Das verflixte siebente Jahr liegt hinter uns. Zwei unserer „Gründermütter“, eine ehemalige Sprecherin und Barbara aus der Nordwestgruppe, erinnern sich an die Anfänge des Netzwerks und beschreiben, welche Bedeutung das NkaL heute für sie hat.

Katholisch und lesbisch - es ist möglich.

Das war die Gründungsidee des NkaL und sie hat mir (und sicher auch anderen Frauen) geholfen, alles, was mich als Person ausmacht, an mir wahrzunehmen und schätzen zu lernen.

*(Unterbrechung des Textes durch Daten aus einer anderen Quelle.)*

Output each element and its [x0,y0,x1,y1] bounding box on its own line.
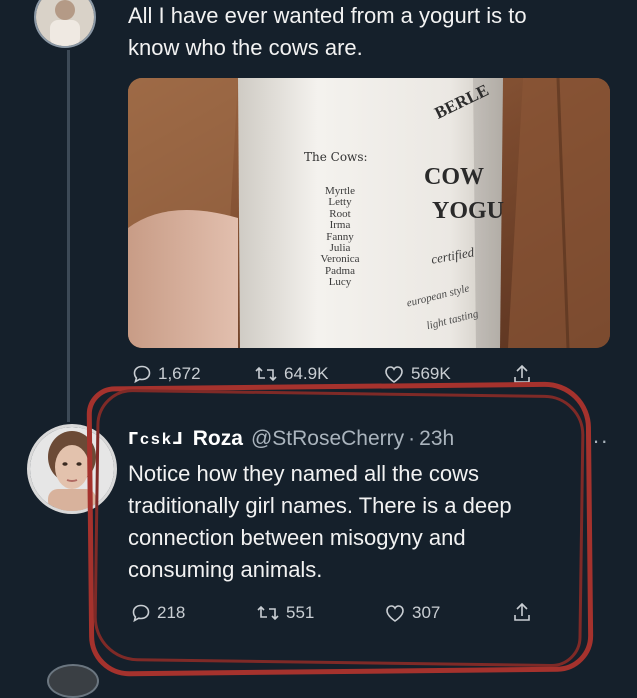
tweet-text-line-1: All I have ever wanted from a yogurt is … [128,3,527,28]
tweet-text-line-2: know who the cows are. [128,35,363,60]
reply-handle[interactable]: @StRoseCherry [251,427,404,451]
more-options-icon[interactable]: ··· [584,428,609,454]
user-tag: ᒥcskᒧ [128,431,185,448]
tweet-media-image[interactable]: The Cows: Myrtle Letty Root Irma Fanny J… [128,78,610,348]
reply-text-line-1: Notice how they named all the cows [128,461,479,486]
reply-reply-count: 218 [157,603,186,622]
reply-text: Notice how they named all the cows tradi… [128,458,512,586]
like-button[interactable]: 569K [383,364,451,384]
heart-icon [385,366,403,383]
reply-icon [132,604,150,623]
like-count: 569K [411,364,451,383]
share-icon [514,364,530,383]
reply-share-button[interactable] [512,601,532,623]
tweet-text: All I have ever wanted from a yogurt is … [128,0,527,64]
product-line-2: YOGU [432,198,504,224]
reply-button[interactable]: 1,672 [132,364,201,384]
reply-count: 1,672 [158,364,201,383]
heart-icon [386,605,404,622]
thread-connector-line [67,50,70,422]
reply-retweet-count: 551 [286,603,315,622]
reply-display-name[interactable]: Roza [193,427,243,451]
cow-name: Irma [329,219,351,232]
reply-icon [133,365,151,384]
cow-name-list: Myrtle Letty Root Irma Fanny Julia Veron… [310,185,370,289]
reply-reply-button[interactable]: 218 [131,603,185,623]
reply-retweet-button[interactable]: 551 [256,603,314,623]
cow-name: Lucy [328,276,352,289]
reply-like-button[interactable]: 307 [384,603,440,623]
share-button[interactable] [512,363,532,385]
retweet-button[interactable]: 64.9K [254,364,328,384]
product-line-1: COW [424,164,484,190]
reply-text-line-2: traditionally girl names. There is a dee… [128,493,512,518]
reply-header: ᒥcskᒧ Roza @StRoseCherry · 23h [128,427,454,451]
reply-text-line-3: connection between misogyny and [128,525,466,550]
retweet-icon [257,605,279,621]
cows-label-heading: The Cows: [304,150,368,164]
next-tweet-avatar[interactable] [47,664,99,698]
reply-text-line-4: consuming animals. [128,557,323,582]
reply-timestamp[interactable]: 23h [419,427,454,451]
tweet-author-avatar[interactable] [34,0,96,48]
retweet-count: 64.9K [284,364,329,383]
retweet-icon [255,366,277,382]
reply-like-count: 307 [412,603,441,622]
reply-author-avatar[interactable] [27,424,117,514]
header-separator: · [408,427,416,450]
share-icon [514,602,530,621]
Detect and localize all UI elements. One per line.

Wenigstens einen Ort zu haben, an dem ich ganz ich selbst sein kann, ist ein wichtiger Schritt auf dem Weg, mehr und mehr ich selbst zu sein an immer mehr Orten. Dass die katholische Kirche als Institution sich mit dem Thema Homosexualität auseinandersetzen würde, ist eine Hoffnung geblieben, hat aber für mich an Stellenwert eingebüßt. Meine eigene Spiritualität zu entwickeln und zu pflegen, eine Gott-Sucherin zu sein aus all dem Reichtum der spirituellen Überlieferung der katholischen Kirche - das scheint mir heute der Weg zu sein, der mir mehr hilft als irgendeine institutionelle"Genehmigung", so sein zu dürfen, wie mich Gott gewollt hat. Möge das NkaL ein Ort sein, werden und bleiben, an dem der so verschüttete katholisch-spirituelle Reichtum wieder ans Licht kommt und seine heilende Wirkung entfalten kann!

 

  Barbara Brosch:

Wie alles anfing mit dem NkaL: 1996 im Dezember fuhr ich das erste Mal zu dem großen Kirchenlesbentreffen nach Bad Boll. Ein für mich in jeder Hinsicht sehr aufregendes Unterfangen. Ich kannte niemand.· Außer einer Frau, die eigentlich keine Teilnehmerin war, sondern ihre Kunstprodukte auf dem Markt verkaufte. Großes Erstaunen ihrerseits: was machst Du denn auf einem Treffen von Kirchenfrauen ?

Das war eine gute Frage, hatte ich doch mit Kirche rein gar nichts am Hut: seit Ewigkeiten ausgetreten und fest in der feministischen Projektewelt verankert.

Und dann die Einladung einer Pastoralreferentin auf dem Plenum, ob es nicht an der Zeit wäre, dass sich die katholischen Frauen mal separat treffen, um zu schauen, was sie in ihrer Kirche bewegen wollen. Ich gehe hin. Wir sind ein winziger Kreis von acht Frauen. Ich fühle mich irgendwie fehl am Platz, wollte ich doch in dieser Kirche nichts bewegen. Eine sagt mir auf meine Zweifel: bleib ruhig hier, auch Dein Blick und Deine Erfahrungen können uns bereichern.

Zum ersten NkaL-Treffen nach München bin ich nicht gefahren, das war denn doch von Norddeutschland zu weit. Aber die Beitrittserklärung habe ich ausgefüllt.

Jahre später fragt mich eine Freundin, was ich zu der und der Äußerung vom Papst sage. Wie bitte, wieso fragst Du mich, frage ich erstaunt. Ihre ebenso erstaunte Antwort: Aber Du bist doch katholisch organisiert!

Ja, so ist es: ich bin katholisch organisiert in einem Netzwerk, das von der Institution Kirche nicht anerkannt ist. Und ich bin nach wie vor kein offizielles Kirchenmitglied. Immer noch eine verrückte Situation.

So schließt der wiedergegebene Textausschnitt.